年の差を感じさせないフランクな口調で話しやすく、極めつけが恋人に激甘。
………やばい、もう好きかも知れない。
「キスはどう出来そう」
「ばかおまえ、こんなとこで」
「ああ、違う違う。俺と出来るかって意味なんだけど、その反応だと大丈夫そうだね」
「…ワザとだろ」
「まさか。今出来たらそりゃあ嬉しいけど、さっき話した通りまだ相手の家に荷物があるからそういうのを片付けてからじゃないと三井さんに不誠実じゃない」
「………別に、お前がソイツとどうなろうと俺には関係無い」
「可愛い拗ね方するなあ」
可愛いってお前、俺をいくつだと思っているんだ。
そう返せたら良いのに、恋人のようなこのやり取りを喜んでしまっている自分を隠す方が必死だ。
なんて恐ろしい男なんだ、次から次へと俺を包囲しようと素早い攻撃の連打でとても勝てそうにない。
さり気ない誠実さアピールも見事に心に刺さり、いよいよ俺が断る理由が無くなってきた。

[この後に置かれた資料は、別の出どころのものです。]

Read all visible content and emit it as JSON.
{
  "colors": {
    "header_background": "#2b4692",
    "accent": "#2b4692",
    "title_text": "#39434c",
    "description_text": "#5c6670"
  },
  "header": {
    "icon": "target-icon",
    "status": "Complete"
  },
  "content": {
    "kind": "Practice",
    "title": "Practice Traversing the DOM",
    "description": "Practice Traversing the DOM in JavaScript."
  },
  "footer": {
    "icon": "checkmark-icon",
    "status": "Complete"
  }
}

自分の単純ぶりに呆れるのはいつものこととして、あくまでも優しく優しく俺を追い詰める水戸の狩りスキルは間違いなくプロ級だ。
「三井さんの絶対譲れない条件は」
「ぜったい………バスケが一番」
「相変わらずだなあ」
散々甘えたい、依存する、そう言っておきながら俺の一番は学生の頃からずっと変わらない。
つまり自分の都合の良い時にだけ恋人を利用すると言っているのも同じなのに、水戸は益々優しく笑って他にはと続けた。
他はどうだ、他に何があるだろうか。
水戸は絶対に浮気をしないだろうし、浮気に限らずわざわざ他人が傷付くようなことをする人間じゃあないとは知っている。
不安があるとしたら普通ではない俺の依存と甘えたな性格だ。
もしも付き合うとなれば関係を長続きさせる為に自分の欲求は我慢する必要があるだろう。
「俺だけじゃなくて…水戸の絶対譲れない条件は無いのかよ」
「お、乗り気だね」
「お前が始めたんだからな」
「はいはい。じゃあ俺の絶対条件は遠慮なく俺に甘えること」
「………わかった」
認めよう、俺の完敗だ。
だけどそれも当然だ、何せ相手は甘やかしのスペシャリストなのだから。
再会からたった二時間で俺の攻略方法を完全に把握し、逃げ道すら与えられなかった。
そっちがその気ならこっちだってその気になってやる。
万が一これが水戸のやり場のない甘やかしたい欲求を持て余した一時的な戯れだったとしても水戸になら傷付けられても良いかと覚悟も決まった。
よろしく、と改めて握られた掌から伝わる熱を失うのが早速恐くなったどうしようもない自分の悪癖に従おう。
「覚悟して俺を甘やかせよな」
「三井さんこそ、覚悟して俺に甘やかされなよ」
せめてもの見栄で強がってみせたものの、絡めた指先に落とされた優しい口付けにいっそ全て奪ってくれと願ってしまった。